My motives and priorities are often intended to help people use forethought & to think for themselves. I know that I also assign a high priority to justice and fair treatment, and that I feel compassion and understanding are important. My obvious talent (or obcession) to make fine distinctions in order to note and reveal differences doesn't necessarily imply that I'm assigning a value or judging another person's actions to be wanting because they don't match my own. I tend to prefer to contrast in order to reveal missing differences and to not be so concerned about mis-matches. A basic strategy of others that I know is quite different from mine is to seek for matches that reveal and look for similarities.

Innately, my being with others brings out ways in which I feel similar to them to start with, so I find it more useful to seek for differences to establish my own autonomy and stop the need to second-guess what they think of me. Usually it doesn't make much difference to me whether MY choice or points are the ones chosen. This was a feature so often that I would get lost in decision-making with too many options that are equally attractive or are canceling out each other. In my past I often needed to physically get away from others so I could determine my own thoughts on matters, because I was "too" compassionate.

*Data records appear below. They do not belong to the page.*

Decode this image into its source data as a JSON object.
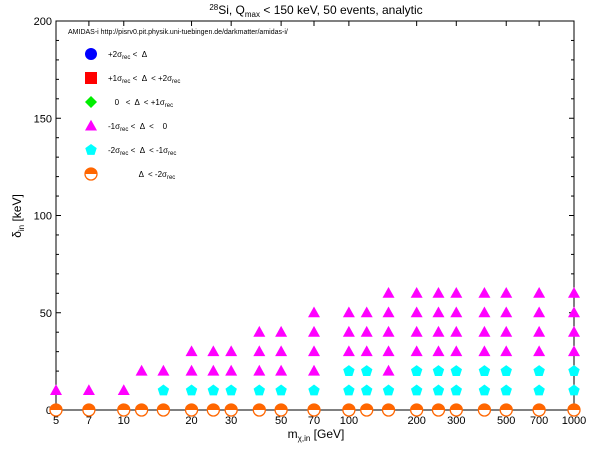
{
  "chart_data": {
    "type": "scatter",
    "title_parts": {
      "sup": "28",
      "a": "Si, Q",
      "sub": "max",
      "b": " < 150 keV, 50 events, analytic"
    },
    "annotation": "AMIDAS-i   http://pisrv0.pit.physik.uni-tuebingen.de/darkmatter/amidas-i/",
    "xlabel_parts": {
      "a": "m",
      "sub": "χ,in",
      "b": " [GeV]"
    },
    "ylabel_parts": {
      "a": "δ",
      "sub": "in",
      "b": " [keV]"
    },
    "x_scale": "log",
    "xlim": [
      5,
      1000
    ],
    "ylim": [
      0,
      200
    ],
    "x_ticks": [
      5,
      7,
      10,
      20,
      30,
      50,
      70,
      100,
      200,
      300,
      500,
      700,
      1000
    ],
    "x_tick_labels": [
      "5",
      "7",
      "10",
      "20",
      "30",
      "50",
      "70",
      "100",
      "200",
      "300",
      "500",
      "700",
      "1000"
    ],
    "y_ticks": [
      0,
      50,
      100,
      150,
      200
    ],
    "y_tick_labels": [
      "0",
      "50",
      "100",
      "150",
      "200"
    ],
    "grid": false,
    "legend_placement": "top-left",
    "series": [
      {
        "key": "s1",
        "marker": "circle",
        "color": "#0000ff",
        "legend": {
          "a": "+2σ",
          "sub": "rec",
          "b": " <  Δ"
        },
        "points": []
      },
      {
        "key": "s2",
        "marker": "square",
        "color": "#ff0000",
        "legend": {
          "a": "+1σ",
          "sub": "rec",
          "b": " <  Δ  < +2σ",
          "sub2": "rec"
        },
        "points": []
      },
      {
        "key": "s3",
        "marker": "diamond",
        "color": "#00ee00",
        "legend": {
          "a": "   0   <  Δ  < +1σ",
          "sub": "rec"
        },
        "points": []
      },
      {
        "key": "s4",
        "marker": "triangle",
        "color": "#ff00ff",
        "legend": {
          "a": "-1σ",
          "sub": "rec",
          "b": " <  Δ  <    0"
        },
        "points": [
          [
            5,
            10
          ],
          [
            7,
            10
          ],
          [
            10,
            10
          ],
          [
            12,
            20
          ],
          [
            15,
            20
          ],
          [
            20,
            20
          ],
          [
            20,
            30
          ],
          [
            25,
            20
          ],
          [
            25,
            30
          ],
          [
            30,
            20
          ],
          [
            30,
            30
          ],
          [
            40,
            20
          ],
          [
            40,
            30
          ],
          [
            40,
            40
          ],
          [
            50,
            20
          ],
          [
            50,
            30
          ],
          [
            50,
            40
          ],
          [
            70,
            20
          ],
          [
            70,
            30
          ],
          [
            70,
            40
          ],
          [
            70,
            50
          ],
          [
            100,
            30
          ],
          [
            100,
            40
          ],
          [
            100,
            50
          ],
          [
            120,
            30
          ],
          [
            120,
            40
          ],
          [
            120,
            50
          ],
          [
            150,
            20
          ],
          [
            150,
            30
          ],
          [
            150,
            40
          ],
          [
            150,
            50
          ],
          [
            150,
            60
          ],
          [
            200,
            30
          ],
          [
            200,
            40
          ],
          [
            200,
            50
          ],
          [
            200,
            60
          ],
          [
            250,
            30
          ],
          [
            250,
            40
          ],
          [
            250,
            50
          ],
          [
            250,
            60
          ],
          [
            300,
            30
          ],
          [
            300,
            40
          ],
          [
            300,
            50
          ],
          [
            300,
            60
          ],
          [
            400,
            30
          ],
          [
            400,
            40
          ],
          [
            400,
            50
          ],
          [
            400,
            60
          ],
          [
            500,
            30
          ],
          [
            500,
            40
          ],
          [
            500,
            50
          ],
          [
            500,
            60
          ],
          [
            700,
            30
          ],
          [
            700,
            40
          ],
          [
            700,
            50
          ],
          [
            700,
            60
          ],
          [
            1000,
            30
          ],
          [
            1000,
            40
          ],
          [
            1000,
            50
          ],
          [
            1000,
            60
          ]
        ]
      },
      {
        "key": "s5",
        "marker": "pentagon",
        "color": "#00ffff",
        "legend": {
          "a": "-2σ",
          "sub": "rec",
          "b": " <  Δ  < -1σ",
          "sub2": "rec"
        },
        "points": [
          [
            15,
            10
          ],
          [
            20,
            10
          ],
          [
            25,
            10
          ],
          [
            30,
            10
          ],
          [
            40,
            10
          ],
          [
            50,
            10
          ],
          [
            70,
            10
          ],
          [
            100,
            10
          ],
          [
            100,
            20
          ],
          [
            120,
            10
          ],
          [
            120,
            20
          ],
          [
            150,
            10
          ],
          [
            200,
            10
          ],
          [
            200,
            20
          ],
          [
            250,
            10
          ],
          [
            250,
            20
          ],
          [
            300,
            10
          ],
          [
            300,
            20
          ],
          [
            400,
            10
          ],
          [
            400,
            20
          ],
          [
            500,
            10
          ],
          [
            500,
            20
          ],
          [
            700,
            10
          ],
          [
            700,
            20
          ],
          [
            1000,
            10
          ],
          [
            1000,
            20
          ]
        ]
      },
      {
        "key": "s6",
        "marker": "half-circle",
        "color": "#ff6600",
        "legend": {
          "a": "              Δ  < -2σ",
          "sub": "rec"
        },
        "points": [
          [
            5,
            0
          ],
          [
            7,
            0
          ],
          [
            10,
            0
          ],
          [
            12,
            0
          ],
          [
            15,
            0
          ],
          [
            20,
            0
          ],
          [
            25,
            0
          ],
          [
            30,
            0
          ],
          [
            40,
            0
          ],
          [
            50,
            0
          ],
          [
            70,
            0
          ],
          [
            100,
            0
          ],
          [
            120,
            0
          ],
          [
            150,
            0
          ],
          [
            200,
            0
          ],
          [
            250,
            0
          ],
          [
            300,
            0
          ],
          [
            400,
            0
          ],
          [
            500,
            0
          ],
          [
            700,
            0
          ],
          [
            1000,
            0
          ]
        ]
      }
    ]
  }
}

Offering possible alternatives or giving out some more choices isn't perfect as a strategy, but people who get to know me usually understand my motives of why I'm saying such things. Now that I use contrasting to reveal differences, it works so well for me - so much that now I have become the one who seems imposing or threatening!

Also, I have come to appreciate how others in my subculture wouldn't as a rule bother to spell out what is so personal in so much detail, if they did not personally care about it. So that's why my motives of why be talking about assumptions is often misunderstood. Others have often reacted like I'm blowing up the issue beyond all proportion or prematurely bringing up issues that seem petty or don't have enough reason to change now. I bring things up like this because I have come to appreciate how long it takes to change a significant character feature or thinking strategy.

Can you and I find a way around this issue of advice/respect between us, even if we are both willing? I'm willing and, I think, able to change myself to accommodate communication in this case, but I might not be able to deliver in the limited time we have together. As a rule of thumb, I want to start working on changing it long before it becomes a problem. You may not feel it's worth it. So, let me know and I'll be happy to just avoid or mitigate the issue in the future as well as I can. But it's not in my nature to ignore such a thing without having agreed to do so. I really hate it when the tacit agreement seems to be "it's easier to ask for forgiveness than agreement."

Sometimes I do have something to gain for which I am negotiating. Especially when others are going to be giving up something for me to be involved, I want to offer a benefit to them and find out if it's worth it to them to get or have what I'm offering. It is OK with me that they would that your needs be put first - it's not "selfish" because we spell out and agree with the priority applied. There are usually other options that can accommodate everyone's needs by compensating for arrival time rather than simultaneous fulfillment. I don't mind waiting my turn so I can get exactly what I want at some point. Who gets whose way and how long they must wait is a basic relationship ground rule to establish, according to me.

I'd love your suggestions and examples about how I could word what I mean to say in a way that is easier for you to recieve. I do know that I obviously need to work on finding more tactful ways to deliver information (to not just you) about ways to do stuff easier and how to remind in a way that would help people remember points that I can tell are missing.

In the meantime, please try to take the benefit of what I say without being defensive about how I'm saying it. Please don't become more touchy about this as I get more skillful and tactful and start to improve too gradually after you've gotten to the end of your rope, OK?